While ER70S-2 filler metal is a common choice for steel, another popular option for welding sheet metal is silicon bronze. It is softer and finishes well, while reducing the heat required to weld it. It’s also important to select a filler metal that is thinner than the base metal, or as close as possible. This ensures you won’t overheat the base metal before the filler metal gets a chance to join with it.
For optimal results on thin aluminum, use an inverter-based power source. While it’s common to weld with a pure tungsten that is balled at the end, with an inverter-based welder, you can use the same ceriated tungsten and prepare it the way you would for steel applications. Compared to the balled pure tungsten used with conventional TIG welders, a pointed electrode provides greater arc control and enables you to direct the arc precisely at the joint to minimize distortion. Typical aluminum alloys for sheet fabrication are 3003 and 5052. Filler metals for either of these would be 4043 or 4943. A 5356 filler metal also works for 5052 materials specifically.
Techniques for welding sheet metal
To prevent burn-through and warping, don’t whip or weave the torch; the more time the arc is in an area, the hotter it becomes. Always travel in a straight line and use the fastest travel speed possible that maintains a good bead profile. Another way to prevent burn-through is to use a push technique of the MIG gun. This points the wire at the cooler edge of the base metal and puddle compared to pulling the gun, which directs the wire toward the hotter portion of the puddle — increasing chances of a blowout.
Skip welding: Unevenly distributed heat causes distortion and warping, which wreaks havoc on parts that should fit together. To minimize warping, distribute heat as evenly as possible.

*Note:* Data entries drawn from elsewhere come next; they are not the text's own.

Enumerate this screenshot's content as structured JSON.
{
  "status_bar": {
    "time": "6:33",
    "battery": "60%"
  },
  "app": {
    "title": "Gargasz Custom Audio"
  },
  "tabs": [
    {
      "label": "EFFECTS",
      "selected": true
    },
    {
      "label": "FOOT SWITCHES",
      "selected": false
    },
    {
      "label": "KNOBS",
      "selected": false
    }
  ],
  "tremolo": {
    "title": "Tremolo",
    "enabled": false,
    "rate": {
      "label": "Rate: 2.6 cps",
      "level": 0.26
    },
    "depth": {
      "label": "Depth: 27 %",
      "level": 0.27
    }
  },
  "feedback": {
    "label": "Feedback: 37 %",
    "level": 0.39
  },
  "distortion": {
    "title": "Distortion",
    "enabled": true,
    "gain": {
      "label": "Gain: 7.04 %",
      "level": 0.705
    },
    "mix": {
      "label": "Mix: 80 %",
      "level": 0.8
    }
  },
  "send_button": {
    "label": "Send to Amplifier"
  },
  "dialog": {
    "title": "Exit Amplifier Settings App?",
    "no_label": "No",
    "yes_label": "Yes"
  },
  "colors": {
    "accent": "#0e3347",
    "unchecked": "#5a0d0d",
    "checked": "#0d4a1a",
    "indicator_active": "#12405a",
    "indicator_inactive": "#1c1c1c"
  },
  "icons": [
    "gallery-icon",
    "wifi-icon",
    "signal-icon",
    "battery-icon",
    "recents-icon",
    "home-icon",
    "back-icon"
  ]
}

You can accomplish this by using a skip welding technique, which involves making a series of intermittent or stitch welds.
Backing bars: To dissipate heat faster than atmospheric cooling alone, place the heat-affected zone in contact with a backing or chill bar. This can be as simple as a metal bar (usually copper or aluminum because they dissipate heat best) clamped to the back of the weldment.
Fit-up and joint design: Welding thin metal demands tight fit-up. Imagine a butt weld on 20- to 24-gauge metal. If the parts fail to touch each other for even 1/16 inch, you have created a hole that invites burn-through and a gap that can’t absorb the heat. To avoid rework, follow the “measure twice, cut once” rule. You can also try to redesign the part with joints that can withstand more heat. You might even be able to utilize a plug weld in areas that don’t require a solid weld bead.
Preventing burn-through and warping when welding sheet metal is all about controlling the heat. Choose the right welding process and filler metal, and follow these common tips to help ensure success.